Se volvió otra vez hacia el camino y avanzó, haciendo un gesto con la cabeza a Byeli cuando pasó a su lado. El senescal Colmillo Plateado le siguió y se puso lo suficientemente cerca para poder contestar cualquier pregunta que el rey le hiciera. Era el consejero del rey en aquella zona durante todo el tiempo que Albrecht planease pasar en la madre Patria.

Ya había quedado patente que la estancia de Albrecht sería más larga de lo que había pensado en un principio.
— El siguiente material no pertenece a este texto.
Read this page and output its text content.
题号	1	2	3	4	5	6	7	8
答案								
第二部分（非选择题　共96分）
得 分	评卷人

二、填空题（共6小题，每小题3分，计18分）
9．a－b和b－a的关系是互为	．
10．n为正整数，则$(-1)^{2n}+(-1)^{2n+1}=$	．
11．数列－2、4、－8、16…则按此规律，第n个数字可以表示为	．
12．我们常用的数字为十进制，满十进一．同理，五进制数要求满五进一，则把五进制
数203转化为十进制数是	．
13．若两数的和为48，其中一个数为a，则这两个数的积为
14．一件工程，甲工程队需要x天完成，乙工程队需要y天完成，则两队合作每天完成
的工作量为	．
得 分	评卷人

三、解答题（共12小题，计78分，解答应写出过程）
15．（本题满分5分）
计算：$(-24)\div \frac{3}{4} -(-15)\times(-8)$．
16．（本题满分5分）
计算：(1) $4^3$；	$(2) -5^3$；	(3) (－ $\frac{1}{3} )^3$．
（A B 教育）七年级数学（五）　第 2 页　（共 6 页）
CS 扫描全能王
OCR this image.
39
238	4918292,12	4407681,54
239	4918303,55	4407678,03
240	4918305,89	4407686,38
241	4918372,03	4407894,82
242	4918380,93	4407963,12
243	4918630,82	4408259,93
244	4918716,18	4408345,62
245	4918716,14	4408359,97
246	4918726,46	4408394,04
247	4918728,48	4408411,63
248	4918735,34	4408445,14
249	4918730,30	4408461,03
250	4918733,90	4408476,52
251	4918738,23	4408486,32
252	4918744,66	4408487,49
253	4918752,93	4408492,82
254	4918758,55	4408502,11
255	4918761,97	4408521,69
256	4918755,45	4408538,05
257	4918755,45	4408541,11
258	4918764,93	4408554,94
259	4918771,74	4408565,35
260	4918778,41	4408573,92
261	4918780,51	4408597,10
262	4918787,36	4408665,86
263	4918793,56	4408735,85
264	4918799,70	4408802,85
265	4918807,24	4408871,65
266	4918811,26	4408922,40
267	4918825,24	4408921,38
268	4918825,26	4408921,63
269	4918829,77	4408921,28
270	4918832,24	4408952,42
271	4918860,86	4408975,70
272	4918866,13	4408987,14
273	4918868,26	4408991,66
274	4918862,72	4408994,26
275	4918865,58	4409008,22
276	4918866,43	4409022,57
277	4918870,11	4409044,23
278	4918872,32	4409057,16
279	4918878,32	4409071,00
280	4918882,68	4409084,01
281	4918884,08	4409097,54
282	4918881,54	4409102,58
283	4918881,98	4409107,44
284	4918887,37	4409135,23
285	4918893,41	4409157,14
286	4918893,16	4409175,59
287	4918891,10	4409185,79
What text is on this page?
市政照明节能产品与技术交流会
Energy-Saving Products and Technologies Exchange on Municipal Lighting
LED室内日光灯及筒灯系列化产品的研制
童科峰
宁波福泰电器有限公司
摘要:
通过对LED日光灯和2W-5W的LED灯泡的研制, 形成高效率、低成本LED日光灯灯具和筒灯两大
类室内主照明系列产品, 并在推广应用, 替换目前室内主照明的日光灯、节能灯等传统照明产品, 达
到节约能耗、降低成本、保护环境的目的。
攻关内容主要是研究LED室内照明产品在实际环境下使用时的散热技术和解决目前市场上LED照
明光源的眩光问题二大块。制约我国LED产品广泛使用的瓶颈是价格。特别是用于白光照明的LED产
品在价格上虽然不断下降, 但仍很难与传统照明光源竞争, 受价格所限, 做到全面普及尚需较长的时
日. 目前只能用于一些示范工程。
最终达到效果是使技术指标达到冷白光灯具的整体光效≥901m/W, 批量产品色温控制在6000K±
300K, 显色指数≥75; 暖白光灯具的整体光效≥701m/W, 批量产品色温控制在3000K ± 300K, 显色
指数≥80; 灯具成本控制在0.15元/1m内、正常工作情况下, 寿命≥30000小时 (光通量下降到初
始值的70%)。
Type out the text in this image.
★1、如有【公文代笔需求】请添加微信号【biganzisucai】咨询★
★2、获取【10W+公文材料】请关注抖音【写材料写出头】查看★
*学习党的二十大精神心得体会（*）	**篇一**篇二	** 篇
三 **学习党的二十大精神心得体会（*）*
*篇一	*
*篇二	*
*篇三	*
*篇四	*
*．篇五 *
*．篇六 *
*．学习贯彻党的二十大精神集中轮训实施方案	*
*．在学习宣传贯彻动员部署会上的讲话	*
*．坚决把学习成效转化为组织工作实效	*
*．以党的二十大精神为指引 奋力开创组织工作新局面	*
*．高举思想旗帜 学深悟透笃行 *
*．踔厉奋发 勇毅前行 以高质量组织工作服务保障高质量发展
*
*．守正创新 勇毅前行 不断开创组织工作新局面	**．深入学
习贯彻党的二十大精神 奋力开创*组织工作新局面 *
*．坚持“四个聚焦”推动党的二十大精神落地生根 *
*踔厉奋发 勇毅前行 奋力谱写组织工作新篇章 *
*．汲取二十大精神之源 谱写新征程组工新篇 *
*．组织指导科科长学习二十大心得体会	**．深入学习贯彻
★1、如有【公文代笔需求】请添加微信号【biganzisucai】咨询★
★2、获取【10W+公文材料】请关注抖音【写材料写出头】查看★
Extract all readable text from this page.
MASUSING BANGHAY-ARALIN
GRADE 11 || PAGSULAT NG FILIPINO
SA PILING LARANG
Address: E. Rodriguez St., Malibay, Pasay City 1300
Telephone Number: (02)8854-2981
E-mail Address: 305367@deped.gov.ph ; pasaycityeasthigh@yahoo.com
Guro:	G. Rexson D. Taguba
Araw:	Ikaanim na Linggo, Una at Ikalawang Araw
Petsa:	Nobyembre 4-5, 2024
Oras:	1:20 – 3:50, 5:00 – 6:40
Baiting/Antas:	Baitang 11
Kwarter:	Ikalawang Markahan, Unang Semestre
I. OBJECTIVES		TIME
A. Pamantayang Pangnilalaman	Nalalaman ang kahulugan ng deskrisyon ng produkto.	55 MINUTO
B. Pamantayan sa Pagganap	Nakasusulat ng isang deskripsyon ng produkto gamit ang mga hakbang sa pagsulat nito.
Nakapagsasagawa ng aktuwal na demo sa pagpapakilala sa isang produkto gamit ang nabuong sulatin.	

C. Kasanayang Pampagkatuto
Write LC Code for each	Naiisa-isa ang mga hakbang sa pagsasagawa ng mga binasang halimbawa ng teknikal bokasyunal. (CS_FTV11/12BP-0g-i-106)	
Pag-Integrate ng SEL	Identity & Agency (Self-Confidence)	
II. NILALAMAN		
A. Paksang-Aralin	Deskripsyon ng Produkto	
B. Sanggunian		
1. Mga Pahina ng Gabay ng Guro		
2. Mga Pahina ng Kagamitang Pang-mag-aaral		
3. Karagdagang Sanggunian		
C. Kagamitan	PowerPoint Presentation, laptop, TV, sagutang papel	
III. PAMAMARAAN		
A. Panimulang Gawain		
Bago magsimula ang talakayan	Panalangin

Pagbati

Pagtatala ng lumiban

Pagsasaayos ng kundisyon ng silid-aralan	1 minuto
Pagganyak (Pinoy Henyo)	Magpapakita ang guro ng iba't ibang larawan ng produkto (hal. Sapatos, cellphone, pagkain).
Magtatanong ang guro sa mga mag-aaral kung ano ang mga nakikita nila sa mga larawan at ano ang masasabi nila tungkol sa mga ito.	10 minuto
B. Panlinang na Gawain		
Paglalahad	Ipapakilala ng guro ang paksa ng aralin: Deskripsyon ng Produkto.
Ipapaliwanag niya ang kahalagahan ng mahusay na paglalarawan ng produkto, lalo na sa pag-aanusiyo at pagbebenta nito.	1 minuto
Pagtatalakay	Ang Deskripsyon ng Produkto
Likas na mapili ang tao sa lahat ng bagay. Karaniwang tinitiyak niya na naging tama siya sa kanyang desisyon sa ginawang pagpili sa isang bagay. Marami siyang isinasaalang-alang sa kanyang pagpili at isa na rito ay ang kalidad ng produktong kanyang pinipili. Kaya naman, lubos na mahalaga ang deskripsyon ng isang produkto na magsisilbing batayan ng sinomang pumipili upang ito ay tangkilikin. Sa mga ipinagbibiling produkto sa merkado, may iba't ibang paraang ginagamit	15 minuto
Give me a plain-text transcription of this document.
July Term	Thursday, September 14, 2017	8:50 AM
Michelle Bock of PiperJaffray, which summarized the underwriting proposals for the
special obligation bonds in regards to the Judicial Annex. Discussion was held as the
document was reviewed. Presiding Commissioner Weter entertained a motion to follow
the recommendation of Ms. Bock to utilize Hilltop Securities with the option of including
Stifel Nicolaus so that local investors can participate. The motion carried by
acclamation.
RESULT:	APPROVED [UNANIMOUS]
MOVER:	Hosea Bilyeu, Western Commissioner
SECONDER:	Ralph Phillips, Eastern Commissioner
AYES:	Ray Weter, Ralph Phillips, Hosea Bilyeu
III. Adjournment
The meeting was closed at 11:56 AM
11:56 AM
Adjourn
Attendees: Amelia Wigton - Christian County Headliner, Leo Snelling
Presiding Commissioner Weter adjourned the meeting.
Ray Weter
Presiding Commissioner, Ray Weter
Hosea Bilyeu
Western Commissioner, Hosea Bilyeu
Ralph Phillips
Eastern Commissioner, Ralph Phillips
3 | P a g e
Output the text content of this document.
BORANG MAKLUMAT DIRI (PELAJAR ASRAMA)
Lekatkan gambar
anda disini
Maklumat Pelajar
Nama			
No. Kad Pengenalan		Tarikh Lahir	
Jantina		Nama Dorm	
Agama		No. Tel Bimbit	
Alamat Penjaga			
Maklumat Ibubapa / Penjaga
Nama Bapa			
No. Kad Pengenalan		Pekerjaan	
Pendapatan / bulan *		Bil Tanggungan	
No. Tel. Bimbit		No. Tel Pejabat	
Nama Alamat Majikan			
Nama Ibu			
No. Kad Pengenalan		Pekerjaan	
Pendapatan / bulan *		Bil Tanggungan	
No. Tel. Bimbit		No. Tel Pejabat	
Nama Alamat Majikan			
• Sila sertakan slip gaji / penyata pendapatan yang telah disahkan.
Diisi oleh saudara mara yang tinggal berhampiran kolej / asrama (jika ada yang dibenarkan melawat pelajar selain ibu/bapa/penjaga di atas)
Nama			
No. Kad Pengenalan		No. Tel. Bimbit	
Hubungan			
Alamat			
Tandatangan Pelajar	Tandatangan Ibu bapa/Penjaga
Había organizado esta audiencia con la reina Tamara Tvarivich hacía meses, pero nunca se hacía una reunión entre dos dirigentes Colmillos Plateados sin semanas de preparativos previos y logística, de intercambio de peticiones y concesiones rituales. Ya había hecho la primera concesión al aceptar ir hasta ella, en su propio territorio. Ella había aceptado de buena gana, pero había sido bien arrogante con sus concesiones y había renunciado a muy poco. La reina necesitaba a Albrecht; él lo sabía. Su país estaba arruinado y solo ahora estaba empezando a recuperarse de una pesadilla oculta que había cortado todos los viajes hacia y fuera de la región durante años. La legendaria bruja Baba Yaga había gobernado Rusia con mano de hierro, comandando legiones de no-muertos y la arpía había conseguido incluso ganarse la fidelidad de los temidos dragones Zmei. Pero ahora todo aquello pertenecía al pasado; la Bruja estaba muerta, la mayor parte de su legión había sido destruida o se había dispersado y uno de los Zmei había sido asesinado por la propia Tvarivich (con la ayuda de sus impresionantes ejércitos, por supuesto).